The Atlanta Journal-Constitution
New EPA chief shown to be more methodical
WASHINGTON — Before resigning as the head of the Environmental Protection Agency this year, Scott Pruitt delighted President Donald Trump with his zeal for proclaiming sweeping regulatory rollbacks, even though he left behind a trail of courtroom setbacks.
Andrew R. Wheeler, a former energy lobbyist whom Trump plans to nominate to lead the EPA, has been quietly cleaning up the mess.
Where virtually all of Pruitt’s hastily written rollbacks and suspensions have been blocked by the courts, Wheeler has taken a far more deliberative approach, immersing himself in the legal intricacies — a strategy that could make Wheeler one of the most effective drivers of the Trump administration’s ambitious plan to rewrite the nation’s rule book on the environment and climate.

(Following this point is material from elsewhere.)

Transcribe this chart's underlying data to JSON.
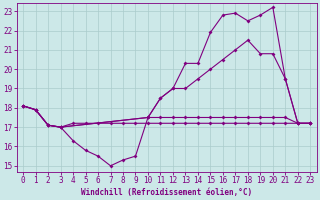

“He’s done a fantastic job,” Trump said Friday of Wheeler, who has served as the EPA’s acting administrator since Pruitt stepped down in July amid a wave of ethics scandals. Supporters say the White House sees in Wheeler the anti-Pruitt: drama-free, lowkey and, most importantly, able to get the proposed rollbacks through the courts.
In doing this, however, Wheeler has already found himself at odds not only with conservative groups but others within his own administration.
But these tensions underscored what many say is the essential difference between Trump’s first and second choices for EPA chief: Where Pruitt sought the limelight, Wheeler sweats the details. And that could make him a far more formidable weapon than his predecessor in the Trump administration’s vast reshaping of environmental and climate rules.
“Andy Wheeler is one of the few calm spots in the turbulent seas of this executive branch,” said Scott Segal, a fossil-fuel lobbyist for Bracewell who has worked closely with Wheeler. “That must come as a pretty welcome relief to this White House.” He also has “sufficient process understanding to make that agenda stick,” Segal added.
This summer, for instance, the EPA took steps to replace the Clean Power Plan, a major Obama administration policy designed to reduce greenhouse gas emissions from power plants. The new version of the plan is significantly weaker.
But Pruitt had wanted to eliminate the program entirely, while Wheeler, according to several industry sources, insisted that the government was legally obligated to have a climate plan. Therefore, eliminating the Clean Power Plan without replacing it could be challenged in court and leave an opening for even tougher regulations under a future Democratic president.
“I got phone calls from conservatives wanting to know, ‘Why did we do anything? Why are we putting forward a proposal at all?’ ” Wheeler acknowledged in an interview last week. His argument, that more restrictive replacement is better than killing off the climate regulation entirely, won the day.
Then, in August, the EPA and the Transportation Department moved to gut another major federal effort to combat climate change by relaxing rules aimed at reducing car tailpipe pollution. The Trump administration plan also voided California’s ability to set its own, stricter standards, triggering a potentially ugly legal battle between Washington and blue states over the ability to fight global warming.